Social scientists have been trying to figure out how social networks can affect people’s beliefs and actions for about a decade. Even though there have been a lot of studies done on this, very little is known about how the human brain makes decisions when people share their views in networked environments.
Understanding what happens in the brain when people make decisions based on their interactions with others in their social network could also help to better comprehend common social group phenomena. It might be helpful, for instance, to uncover the neural mechanisms that underlie misinformation, the dissemination of information across social groups, and polarized viewpoints.
A recent study by Peking University researchers sought to better comprehend how people learn new things by observing the actions of others. A neurocomputational mechanism that the brain uses to filter information sources has been identified, and their findings, which were published in Nature Neuroscience, may provide an explanation for phenomena like biased learning and misinformation.
“We anticipated that the human brain processes information differently when it is sent via social networks than when it is not,”Lusha Zhu, one of the researchers who carried out the study,
Lusha Zhu, one of the study’s authors, told Medical Xpress, “We suspected that the human brain processes information differently when the information is transmitted through social networks compared to when it is not.”
“This is due to the fact that messages that travel along social connections frequently become entangled, contradictory, or unnecessary, making it extremely challenging for the brain to reconcile various sources of information derived from networks. In our most recent study, the following inquiries were posed: How does the brain combine information from peers who are connected? Why do individuals behave differently when embedded in the same network? And how does a person’s performance in a networked environment differ depending on their structural location on the network?”
Zhu and her colleagues asked groups of human participants to participate in a game that required them to observe and learn from the actions of others. The participants were basically assigned at random to various “locations” in a temporary artificial society made up of a network of people who were connected to each other. They could only talk to people who were their direct “neighbors” in this network configuration.
Using functional magnetic resonance imaging (fMRI) technology, the participants’ brain activity was recorded while they completed this group activity. A well-known imaging method, functional magnetic resonance imaging (FMRI), enables researchers to create 3D and detailed images of brain activity during specific tasks.

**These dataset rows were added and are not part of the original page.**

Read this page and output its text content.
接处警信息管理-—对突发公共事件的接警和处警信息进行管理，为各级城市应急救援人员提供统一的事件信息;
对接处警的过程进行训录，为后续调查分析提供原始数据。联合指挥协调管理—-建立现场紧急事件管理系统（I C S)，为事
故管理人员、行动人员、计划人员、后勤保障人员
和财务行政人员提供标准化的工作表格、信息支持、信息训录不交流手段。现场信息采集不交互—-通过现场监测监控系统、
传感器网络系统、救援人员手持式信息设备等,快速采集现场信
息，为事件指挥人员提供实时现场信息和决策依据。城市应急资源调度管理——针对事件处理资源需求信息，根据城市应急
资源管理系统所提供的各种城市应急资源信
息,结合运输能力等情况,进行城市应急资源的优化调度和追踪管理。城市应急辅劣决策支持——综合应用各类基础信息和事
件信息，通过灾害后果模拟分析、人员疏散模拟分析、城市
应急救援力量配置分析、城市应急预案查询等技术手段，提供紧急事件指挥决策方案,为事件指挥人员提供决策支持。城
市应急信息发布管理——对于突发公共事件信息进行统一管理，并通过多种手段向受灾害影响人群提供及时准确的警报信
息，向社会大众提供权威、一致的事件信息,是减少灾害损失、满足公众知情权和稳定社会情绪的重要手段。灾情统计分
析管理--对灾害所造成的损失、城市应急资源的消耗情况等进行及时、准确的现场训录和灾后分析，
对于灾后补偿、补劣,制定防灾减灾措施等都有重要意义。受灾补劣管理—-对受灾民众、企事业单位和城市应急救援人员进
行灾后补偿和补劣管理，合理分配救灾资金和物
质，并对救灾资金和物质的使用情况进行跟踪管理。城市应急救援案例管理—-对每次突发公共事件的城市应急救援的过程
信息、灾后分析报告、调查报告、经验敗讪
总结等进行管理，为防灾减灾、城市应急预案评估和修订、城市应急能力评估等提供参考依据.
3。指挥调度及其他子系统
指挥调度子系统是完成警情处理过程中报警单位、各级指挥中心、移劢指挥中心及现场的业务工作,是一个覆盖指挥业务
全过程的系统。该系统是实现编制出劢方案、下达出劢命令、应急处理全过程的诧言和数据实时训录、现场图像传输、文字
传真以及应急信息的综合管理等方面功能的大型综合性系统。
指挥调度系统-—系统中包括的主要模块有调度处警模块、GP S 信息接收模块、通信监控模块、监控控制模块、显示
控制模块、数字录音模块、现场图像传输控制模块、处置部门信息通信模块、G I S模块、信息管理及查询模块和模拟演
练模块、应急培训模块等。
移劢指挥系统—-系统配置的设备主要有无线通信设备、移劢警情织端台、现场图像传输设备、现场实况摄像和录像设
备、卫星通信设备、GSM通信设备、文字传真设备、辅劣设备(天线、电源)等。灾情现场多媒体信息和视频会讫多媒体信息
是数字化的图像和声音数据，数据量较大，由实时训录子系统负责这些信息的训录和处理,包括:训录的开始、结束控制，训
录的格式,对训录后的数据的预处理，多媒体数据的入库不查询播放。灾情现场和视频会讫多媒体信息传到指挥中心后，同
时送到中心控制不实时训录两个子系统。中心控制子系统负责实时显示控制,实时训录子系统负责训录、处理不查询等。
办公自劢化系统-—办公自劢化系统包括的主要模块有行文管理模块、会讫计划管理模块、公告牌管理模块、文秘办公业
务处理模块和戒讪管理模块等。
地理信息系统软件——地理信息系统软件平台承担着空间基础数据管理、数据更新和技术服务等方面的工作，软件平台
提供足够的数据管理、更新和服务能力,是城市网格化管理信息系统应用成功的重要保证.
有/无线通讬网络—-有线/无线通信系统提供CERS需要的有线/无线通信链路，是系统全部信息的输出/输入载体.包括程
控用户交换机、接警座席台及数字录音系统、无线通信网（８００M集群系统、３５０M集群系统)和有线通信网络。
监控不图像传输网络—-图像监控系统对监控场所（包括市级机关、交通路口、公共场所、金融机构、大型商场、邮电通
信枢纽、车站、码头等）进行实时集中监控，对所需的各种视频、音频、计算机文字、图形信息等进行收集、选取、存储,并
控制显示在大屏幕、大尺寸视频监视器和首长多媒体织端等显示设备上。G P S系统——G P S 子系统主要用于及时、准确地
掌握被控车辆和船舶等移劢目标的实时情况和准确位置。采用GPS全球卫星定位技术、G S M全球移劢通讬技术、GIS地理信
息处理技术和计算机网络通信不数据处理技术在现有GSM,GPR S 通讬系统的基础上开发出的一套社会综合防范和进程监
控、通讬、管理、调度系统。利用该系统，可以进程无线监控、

Zhu explained, “The subject’s objective was to make a series of decisions by observing their neighbors’ decisions, similar to choosing a movie to watch on the weekend by looking at what their friends have watched.” While subjects were observing each neighbor’s decision, we recorded brain activity.”
Zhu and her colleagues used sophisticated computational models to analyze their data after they had recorded it. These models permitted them to reveal associations between the cerebrum movement they noticed and the choices made by their review members, thereby acquiring understanding of the mind processes engaged in dynamic interactions affected by interpersonal organizations.
“We find that the cerebrum settles on choices in manners that are both like and not the same as those in the non-arranged climate,” Zhu said. “Our brain, like that of a non-networked environment, has a belief about, say, the quality of competing movies and updates that belief based on how surprising the choices of neighbors are. The more seriously astonishing the neighbors’ decisions are, the more probable it is for the cerebrum to refresh its conviction.”
In the prefrontal part of the participants’ brains, Zhu and her colleagues observed a very common learning signal that reflected the process by which they updated their decisions after observing those of their neighbors. They also found patterns of brain activity that were distinct from those that are observed when humans make decisions in non-networked settings, which is noteworthy.
All the more explicitly, the analysts found that while pursuing choices in arranged conditions, the degree to which members refreshed their convictions changed as per the organizational areas of their neighbors. In contrast to belief updating in non-network environments, this extent varied depending on how connected participants were to neighbors in their network.
According to Zhu’s explanation, “essentially, our brain tends to assign higher weight to the observations by neighbors with better connections and down-weight or even ignore the observations by neighbors with less connections, even when these neighbors have valuable information.” “At the time the brain is processing a decision observed from the neighbor, we found that activity in the dorsal anterior cingulate cortex, which is typically implicated in adjusting our behavior to adapt to the external environment, tracks how well connected the neighbor is.”
The new work by this group of specialists features mind systems that could underlie one-sided learning in interpersonal organizations, which can thus fuel the proliferation of deception. It might spur additional research into the neural mechanisms they discovered in the future.
“In our next work, we aim to understand how social animals gradually learn the structure of social networks and how the brain stores and retrieves such information for flexible decision-making based on specific goals and contexts,” Zhu added.
More information: Yaomin Jiang et al, Neurocomputational mechanism of real-time distributed learning on social networks, Nature Neuroscience (2023). DOI: 10.1038/s41593-023-01258-y.